The survey covers employment populations in five countries including Australia, the United Kingdom, Canada, Singapore and the United States. The study found that in health, education, leisure, hotels, and white-collar industries, 40% of people expect that they may be in the next 6 Resigned in months. Even more striking is that in the past six months, more than one-third of people voluntarily resigned without another job . (As shown below)



Changes in wages create potential risks, and it is not known whether inflation will be affected


Although corporate incentives for talent may seem trivial, the sensitivity of these labor markets may have a profound impact on the macro economy. From the US non-agricultural employment report coming out this week to the truck driver shortage that has brought chaos to the UK, and the upward pressure on wages in general, all will have a profound impact on the financial market, especially considering the energy crisis facing the market this winter. .

Although major central banks insist that the 3-5% inflation rate in Europe and the United States this summer is temporary, and this inflation is only caused by the supply chain bottleneck caused by the epidemic. However, if wage levels continue in the next 12 months, this theory will be hit.

The Organization for Economic Co-operation and Development (OECD) said last month: “Only when wages rise sharply, can inflation continue to rise from the low level before the outbreak.”
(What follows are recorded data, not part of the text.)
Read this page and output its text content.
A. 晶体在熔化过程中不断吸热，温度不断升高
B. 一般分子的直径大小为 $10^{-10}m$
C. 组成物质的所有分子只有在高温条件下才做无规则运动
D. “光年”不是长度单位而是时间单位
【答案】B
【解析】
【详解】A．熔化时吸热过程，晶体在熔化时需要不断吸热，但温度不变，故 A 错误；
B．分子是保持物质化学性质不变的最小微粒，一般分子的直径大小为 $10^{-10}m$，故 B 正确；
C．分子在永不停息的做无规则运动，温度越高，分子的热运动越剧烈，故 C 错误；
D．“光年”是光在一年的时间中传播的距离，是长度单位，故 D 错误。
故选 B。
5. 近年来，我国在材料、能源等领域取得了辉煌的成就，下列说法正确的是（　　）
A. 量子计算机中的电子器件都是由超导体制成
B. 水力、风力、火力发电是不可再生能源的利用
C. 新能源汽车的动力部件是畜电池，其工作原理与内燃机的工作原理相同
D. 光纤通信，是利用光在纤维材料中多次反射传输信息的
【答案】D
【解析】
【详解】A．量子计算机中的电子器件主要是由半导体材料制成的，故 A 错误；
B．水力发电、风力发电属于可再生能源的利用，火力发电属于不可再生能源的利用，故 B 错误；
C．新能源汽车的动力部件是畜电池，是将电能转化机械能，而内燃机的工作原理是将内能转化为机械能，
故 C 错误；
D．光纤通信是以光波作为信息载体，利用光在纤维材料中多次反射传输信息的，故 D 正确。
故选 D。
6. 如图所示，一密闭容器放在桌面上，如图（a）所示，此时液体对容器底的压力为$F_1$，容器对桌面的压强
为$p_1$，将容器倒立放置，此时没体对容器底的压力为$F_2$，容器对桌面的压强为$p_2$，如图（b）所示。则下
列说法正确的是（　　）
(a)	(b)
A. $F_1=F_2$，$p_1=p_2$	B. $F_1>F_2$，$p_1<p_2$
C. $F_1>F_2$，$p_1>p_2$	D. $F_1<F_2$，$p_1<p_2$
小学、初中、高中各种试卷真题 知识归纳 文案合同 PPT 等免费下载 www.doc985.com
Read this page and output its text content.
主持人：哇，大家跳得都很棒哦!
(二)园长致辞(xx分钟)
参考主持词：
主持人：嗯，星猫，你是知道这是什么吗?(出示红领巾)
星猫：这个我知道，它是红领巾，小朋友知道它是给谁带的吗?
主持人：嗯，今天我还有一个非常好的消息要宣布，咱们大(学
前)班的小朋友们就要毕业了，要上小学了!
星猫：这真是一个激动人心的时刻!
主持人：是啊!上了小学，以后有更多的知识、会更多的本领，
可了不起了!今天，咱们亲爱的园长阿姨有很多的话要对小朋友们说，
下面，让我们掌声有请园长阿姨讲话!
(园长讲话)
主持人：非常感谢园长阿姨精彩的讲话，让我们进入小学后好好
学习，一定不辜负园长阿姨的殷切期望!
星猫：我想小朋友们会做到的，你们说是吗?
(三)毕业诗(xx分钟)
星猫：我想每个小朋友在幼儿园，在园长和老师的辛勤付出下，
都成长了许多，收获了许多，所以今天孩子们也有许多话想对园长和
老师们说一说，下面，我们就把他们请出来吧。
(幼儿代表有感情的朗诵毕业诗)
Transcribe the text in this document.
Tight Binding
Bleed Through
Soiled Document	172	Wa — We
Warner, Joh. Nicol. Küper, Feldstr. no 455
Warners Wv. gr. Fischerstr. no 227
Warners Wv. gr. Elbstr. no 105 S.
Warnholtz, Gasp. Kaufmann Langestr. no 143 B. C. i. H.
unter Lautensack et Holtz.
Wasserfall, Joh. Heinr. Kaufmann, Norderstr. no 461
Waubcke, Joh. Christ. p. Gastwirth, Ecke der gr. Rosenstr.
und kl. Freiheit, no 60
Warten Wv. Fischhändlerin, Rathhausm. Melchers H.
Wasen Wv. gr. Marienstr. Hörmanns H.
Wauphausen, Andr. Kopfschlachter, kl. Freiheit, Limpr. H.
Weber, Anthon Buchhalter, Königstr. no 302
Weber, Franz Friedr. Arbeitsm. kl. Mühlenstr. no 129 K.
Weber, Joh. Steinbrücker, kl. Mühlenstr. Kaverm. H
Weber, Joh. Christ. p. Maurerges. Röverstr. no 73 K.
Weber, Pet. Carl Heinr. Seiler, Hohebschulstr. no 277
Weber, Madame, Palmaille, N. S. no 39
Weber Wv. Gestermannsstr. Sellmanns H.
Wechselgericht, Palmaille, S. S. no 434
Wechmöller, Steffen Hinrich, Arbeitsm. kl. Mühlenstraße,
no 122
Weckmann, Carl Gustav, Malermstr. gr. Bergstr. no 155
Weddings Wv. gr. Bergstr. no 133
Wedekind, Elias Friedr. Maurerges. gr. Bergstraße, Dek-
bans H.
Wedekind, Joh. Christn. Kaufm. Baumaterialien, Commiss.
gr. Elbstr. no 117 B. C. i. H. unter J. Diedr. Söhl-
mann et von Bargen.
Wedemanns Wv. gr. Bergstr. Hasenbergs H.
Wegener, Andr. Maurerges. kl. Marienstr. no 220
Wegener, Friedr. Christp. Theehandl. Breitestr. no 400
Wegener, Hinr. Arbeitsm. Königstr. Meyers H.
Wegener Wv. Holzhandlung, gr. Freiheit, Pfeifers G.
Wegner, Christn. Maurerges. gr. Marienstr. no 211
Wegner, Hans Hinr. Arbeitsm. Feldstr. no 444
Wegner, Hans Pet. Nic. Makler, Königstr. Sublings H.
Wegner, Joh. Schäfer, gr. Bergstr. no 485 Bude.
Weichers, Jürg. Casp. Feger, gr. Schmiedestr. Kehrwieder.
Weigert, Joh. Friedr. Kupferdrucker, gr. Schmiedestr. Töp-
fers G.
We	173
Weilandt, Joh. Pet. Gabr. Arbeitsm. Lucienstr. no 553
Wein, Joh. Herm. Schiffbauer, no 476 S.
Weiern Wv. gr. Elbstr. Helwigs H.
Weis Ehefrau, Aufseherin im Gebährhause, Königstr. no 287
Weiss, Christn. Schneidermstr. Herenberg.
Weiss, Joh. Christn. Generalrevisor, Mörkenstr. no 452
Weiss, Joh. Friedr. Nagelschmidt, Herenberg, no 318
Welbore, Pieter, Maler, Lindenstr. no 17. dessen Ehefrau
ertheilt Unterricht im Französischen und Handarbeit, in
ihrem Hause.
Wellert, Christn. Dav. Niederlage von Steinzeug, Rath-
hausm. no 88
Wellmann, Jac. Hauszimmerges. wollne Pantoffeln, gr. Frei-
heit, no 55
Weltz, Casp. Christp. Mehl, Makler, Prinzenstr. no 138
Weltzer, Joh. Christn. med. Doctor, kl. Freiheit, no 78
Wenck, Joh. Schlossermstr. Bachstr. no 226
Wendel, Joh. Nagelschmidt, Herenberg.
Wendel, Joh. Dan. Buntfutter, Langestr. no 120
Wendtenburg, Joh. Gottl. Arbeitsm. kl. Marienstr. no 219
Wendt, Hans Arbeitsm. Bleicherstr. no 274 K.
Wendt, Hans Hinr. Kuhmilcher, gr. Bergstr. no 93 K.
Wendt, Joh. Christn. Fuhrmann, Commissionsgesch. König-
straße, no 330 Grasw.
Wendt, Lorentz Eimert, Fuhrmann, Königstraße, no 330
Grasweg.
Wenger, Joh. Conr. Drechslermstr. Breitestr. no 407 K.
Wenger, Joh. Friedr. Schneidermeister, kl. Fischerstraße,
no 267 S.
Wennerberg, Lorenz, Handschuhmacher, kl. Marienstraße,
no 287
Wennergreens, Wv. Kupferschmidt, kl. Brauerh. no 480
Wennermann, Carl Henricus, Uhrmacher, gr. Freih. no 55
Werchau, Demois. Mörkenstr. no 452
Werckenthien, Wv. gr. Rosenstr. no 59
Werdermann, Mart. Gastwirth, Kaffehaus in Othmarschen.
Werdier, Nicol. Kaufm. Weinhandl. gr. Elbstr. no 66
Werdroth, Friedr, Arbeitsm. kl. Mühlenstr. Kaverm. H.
The OECD believes that overall wage pressures are still moderate. But the report does point out that some "contact-intensive" industries that the United States has recently reopened have seen substantial growth, such as leisure and hospitality, as well as temporary labor shortages that seem to be occurring in small businesses in Europe.


(Wage trends in the United States, Germany and Japan-left; average hourly wage growth in August in the United States-right)

It also emphasized that the impact of the retention and unpaid leave plans of ongoing or expiring positions, as well as broader company support, will distort the results of salary level statistics. The true health of the global labor market may not be known until next year. And, at least for many wealthier job seekers, the massive lockdown of savings in the past 18 months may encourage them to retire early, extend their career breaks, or reconsider their targeted work and residence more seriously.

At present, volatile employment data has confused many analysts. The recent expectation that the Fed will reduce the size of its debt structure during the year has put pressure on gold prices. On Wednesday, spot gold fell to US$1,745.99, then rebounded in European time and recovered the intraday decline. It is worth noting that if wage levels continue to rise or employment is always difficult to make a major breakthrough, concerns about inflation may bring strong momentum to the gold market in the coming year.


(Spot gold daily chart)

At 20:48 on October 6, GMT+8, spot gold was quoted at $1,759.75 per ounce.